Едем дальше. Горы становятся ниже. И вдруг, совершенно неожиданно, появляется слева Индийский океан. Пожалуй, с Атлантического океана можно добросить до него камнем. Но не то странно, что два океана оказались здесь так близко друг от друга, а то, что целый континент, Чёрный материк, становится здесь таким узеньким. Вблизи берега Иидийский океан синее Атлантического. А вдалеке он такой же холодный, как и его англосаксонский брат: у обоих сливающаяся с небом корма серо-стального цвета. Ну ладно, на Индийский океан мы ещё насмотримся вдоволь. Я и без того сегодня многословен.

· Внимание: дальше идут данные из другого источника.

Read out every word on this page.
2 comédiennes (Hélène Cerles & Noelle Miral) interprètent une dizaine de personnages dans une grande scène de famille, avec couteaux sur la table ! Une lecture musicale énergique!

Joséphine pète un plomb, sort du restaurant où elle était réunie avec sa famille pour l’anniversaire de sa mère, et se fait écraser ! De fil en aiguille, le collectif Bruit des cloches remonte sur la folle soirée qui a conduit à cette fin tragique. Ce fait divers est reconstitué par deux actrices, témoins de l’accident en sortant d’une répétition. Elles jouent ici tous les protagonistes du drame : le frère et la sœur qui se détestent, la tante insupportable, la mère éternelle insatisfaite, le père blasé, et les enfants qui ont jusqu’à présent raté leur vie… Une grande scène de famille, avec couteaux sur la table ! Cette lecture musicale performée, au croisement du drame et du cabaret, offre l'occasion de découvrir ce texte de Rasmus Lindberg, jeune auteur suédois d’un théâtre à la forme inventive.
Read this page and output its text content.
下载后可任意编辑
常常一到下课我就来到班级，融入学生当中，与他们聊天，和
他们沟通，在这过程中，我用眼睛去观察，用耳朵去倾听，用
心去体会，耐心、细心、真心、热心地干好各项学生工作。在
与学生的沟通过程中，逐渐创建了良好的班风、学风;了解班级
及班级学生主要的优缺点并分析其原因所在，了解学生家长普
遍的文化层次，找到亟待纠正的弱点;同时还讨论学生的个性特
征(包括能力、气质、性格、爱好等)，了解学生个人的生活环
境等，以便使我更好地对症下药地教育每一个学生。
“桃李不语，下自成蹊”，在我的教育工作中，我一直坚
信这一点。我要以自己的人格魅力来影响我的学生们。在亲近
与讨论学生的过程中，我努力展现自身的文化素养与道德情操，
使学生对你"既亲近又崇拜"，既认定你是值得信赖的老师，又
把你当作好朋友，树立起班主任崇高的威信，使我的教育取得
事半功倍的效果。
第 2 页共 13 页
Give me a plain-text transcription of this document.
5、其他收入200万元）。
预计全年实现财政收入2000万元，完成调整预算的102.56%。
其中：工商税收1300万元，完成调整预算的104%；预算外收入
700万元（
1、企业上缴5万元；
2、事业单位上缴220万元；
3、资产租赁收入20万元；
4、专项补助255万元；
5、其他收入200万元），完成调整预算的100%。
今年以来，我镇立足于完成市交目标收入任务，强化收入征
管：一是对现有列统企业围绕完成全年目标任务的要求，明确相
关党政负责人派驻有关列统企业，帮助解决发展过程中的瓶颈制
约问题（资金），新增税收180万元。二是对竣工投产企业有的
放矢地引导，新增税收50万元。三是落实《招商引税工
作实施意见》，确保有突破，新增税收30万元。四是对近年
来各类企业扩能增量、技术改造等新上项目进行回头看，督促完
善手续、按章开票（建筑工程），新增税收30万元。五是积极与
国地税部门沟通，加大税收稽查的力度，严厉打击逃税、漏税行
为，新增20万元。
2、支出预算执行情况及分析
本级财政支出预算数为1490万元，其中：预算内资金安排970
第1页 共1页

Мыс Доброй Надежды отделен от Чёрного материка высокой оградой. Тут заповедник. На шоссе — ворота. А в этих воротах сидит одетый в хаки ветеран с соломенно-жёлтыми усами. Он совершенно сливается с каменистым бесплодным пейзажем, кажется его неотъемлемой частью. В его тусклых, выцветших глазах видишь и сверкание песков, о котором я уже говорил, и пористую старость гор, и полное равнодушие. Может быть, он сидит здесь со времён бурской войны.
На шоссе выходят три зебры. Мы вылезаем из автобусов, аппараты начинают щёлкать, и мой «Киев» тоже запечатлевает на плёнке три мотающихся хвоста. Зебры не удостаивают нас ни малейшим вниманием. Они толсты и спокойны — ни дать ни взять полные дамы с пляжа в Пярну, которые думают лишь о том, как бы похудеть, и тем не менее очень мало двигаются. Сходство увеличивается ещё благодаря природным пижамам зебр — их полосатым шкурам.
Мыс Доброй Надежды производит сильное впечатление. Мы долезли до маяка. Слева Индийский океан, справа — Атлантический, а впереди та воображаемая полоса, где воды двух океанов смешиваются. Ни высота, ни крутизна скал не поражают так наши чувства, как огромность, бесконечность и спокойствие океана. Даже посреди океана не ощущаешь их так остро, как здесь.
Подобный пейзаж — объятия океана с материком, суровость скал, клочья взлетающей пены, — наверно, помогает воспитывать поэтов. Те, кто растут среди можжевельников, орешников и валунов, рано или поздно переходят на прозу.
Возвращаемся.
Вечером к нам на корабль пришли в гости представители японской антарктической экспедиции. Гости заполнили музыкальный салон. В совершенно одинаковых синих костюмах, они казались очень молодыми и похожими друг на друга. В действительности они не так молоды. От нас их принимали Голышев и профессор Бугаев, из лётчиков — Фурдецкий, из радистов — Чернов, из транспортников — Бурханов. Переводчиком был Олег Воскресенский, штурман дальнего плавания и навигатор антарктической материковой экспедиции. Я был, так сказать, представителем прессы. Все тотчас разбились на группы по профессиям. Фурдецкому, которого окружили японские лётчики, не удалось получить переводчика — большинство наших «англичан» уехало в город. В записных книжках тотчас появились рисунки самолётов, схемы расположения моторов, цифры, обозначающие число лошадиных сил и высоту полётов, наброски ледовых аэродромов. Люди, имеющие дело с техникой, хорошо понимали друг друга. Бурханов познакомил японцев с «Пингвинами». Машины — ничего не скажешь — хорошие. Нет даже нужды в японской вежливости, чтобы признать это.